Jeff Goldblum’un da hayli ilginç bir karakteri başarı ile canlandırdığı film iki karakterinin yaşlılık, hayal kırıklıkları, değişimler, özlemler ve korkuları içeren, banyo fayanslarından hâlâ kendilerine bağımlı yaşayan evli oğullarına kadar farklı alanlarda ilerleyen diyalogları ile de dikkat çekiyor kesinlikle. Buna karşılık, aslında başarılı çekilmiş ve oynanmış olsa da akşam yemeği daveti sahnesinde film, hikâyesindeki zorlama anlarının en önemlisini yaşıyor. Karşılıklı iki itiraf, oyuncularının başarısı ile önemli ama hikâyenin ilerlemesi için yaratılmış gibi duruyor daha çok. Adamın genç bir çocukla dertleştiği sahne de benzer bir etkiye sahip. Hikâyenin “yorgun evlilik” (veya daha doğru bir ifade ile “yorgun hayatlar”) hikâyelerinden bir diğeri olarak çok fazla yeni şey söylemediği de açık. Yine de filmin hikâyesini hiç yitirmediği bir zarafet ile anlatması bu bildik suları çekici kılıyor.

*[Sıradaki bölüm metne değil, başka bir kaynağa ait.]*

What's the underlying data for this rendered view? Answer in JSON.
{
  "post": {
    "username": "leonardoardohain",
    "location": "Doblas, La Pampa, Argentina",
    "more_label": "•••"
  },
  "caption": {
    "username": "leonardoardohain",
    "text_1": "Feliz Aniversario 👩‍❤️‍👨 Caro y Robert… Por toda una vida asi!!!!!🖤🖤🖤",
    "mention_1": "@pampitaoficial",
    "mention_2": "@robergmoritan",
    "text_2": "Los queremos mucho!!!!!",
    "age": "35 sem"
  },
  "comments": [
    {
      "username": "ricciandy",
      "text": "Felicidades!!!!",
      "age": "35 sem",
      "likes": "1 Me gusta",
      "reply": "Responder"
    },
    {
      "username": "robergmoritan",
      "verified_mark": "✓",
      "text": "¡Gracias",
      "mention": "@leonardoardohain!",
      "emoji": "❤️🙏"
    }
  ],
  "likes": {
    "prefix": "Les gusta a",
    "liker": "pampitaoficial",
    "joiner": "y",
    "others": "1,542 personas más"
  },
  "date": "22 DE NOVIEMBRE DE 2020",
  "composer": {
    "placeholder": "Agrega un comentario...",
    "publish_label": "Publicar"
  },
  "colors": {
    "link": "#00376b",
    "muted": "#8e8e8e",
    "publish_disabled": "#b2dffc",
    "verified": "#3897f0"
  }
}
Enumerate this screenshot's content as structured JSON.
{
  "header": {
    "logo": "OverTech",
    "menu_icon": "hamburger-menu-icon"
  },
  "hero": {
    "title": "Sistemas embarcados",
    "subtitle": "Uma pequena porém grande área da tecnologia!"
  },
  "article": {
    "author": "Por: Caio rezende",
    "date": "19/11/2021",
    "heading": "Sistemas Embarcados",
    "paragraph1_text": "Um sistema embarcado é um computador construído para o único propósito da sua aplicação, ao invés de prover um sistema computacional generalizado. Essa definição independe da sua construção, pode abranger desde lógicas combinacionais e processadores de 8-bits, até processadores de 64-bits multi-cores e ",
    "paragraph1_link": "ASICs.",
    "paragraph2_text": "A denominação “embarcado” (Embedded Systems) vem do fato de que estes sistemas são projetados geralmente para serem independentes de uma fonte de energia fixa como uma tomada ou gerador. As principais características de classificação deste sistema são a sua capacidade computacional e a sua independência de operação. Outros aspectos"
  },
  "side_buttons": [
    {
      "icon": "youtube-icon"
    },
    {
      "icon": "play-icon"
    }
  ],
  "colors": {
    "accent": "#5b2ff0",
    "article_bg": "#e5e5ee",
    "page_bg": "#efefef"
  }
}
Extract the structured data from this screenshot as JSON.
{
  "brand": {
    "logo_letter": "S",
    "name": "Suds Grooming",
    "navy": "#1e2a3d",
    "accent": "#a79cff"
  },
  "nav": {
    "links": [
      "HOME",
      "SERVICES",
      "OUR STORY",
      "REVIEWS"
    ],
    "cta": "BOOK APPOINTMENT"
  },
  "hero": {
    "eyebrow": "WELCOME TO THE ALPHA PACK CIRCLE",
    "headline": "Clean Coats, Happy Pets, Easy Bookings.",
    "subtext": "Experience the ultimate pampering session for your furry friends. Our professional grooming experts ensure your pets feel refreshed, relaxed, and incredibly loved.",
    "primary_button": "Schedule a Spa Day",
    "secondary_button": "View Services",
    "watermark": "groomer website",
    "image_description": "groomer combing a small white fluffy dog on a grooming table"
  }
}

Finalinde “Bande à Part” filminin dans sahnesini kıyafetleri ile birlikte tekrarlayarak (şapka ve baklava dilimli kazak!) sıkı bir saygı duruşunda bulunan (bu göndermenin öncesinde, otel odasındaki televizyonda orijinal sahnenin gösterilmesi filmi bilmeyenler için düşünülmüş ama bilenler için sıkıcı olabilecek bir zorlama) film, belki çok önemli olmayan ama kesinlikle görülmeyi hak eden bir eser ve daha önceki Roger Michell ve Hanif Kureishi ortak çalışmalarında (“The Buddha of Suburbia”, “The Mother” ve “Venus”) olduğu gibi sınıfını parlak bir notla geçiyor.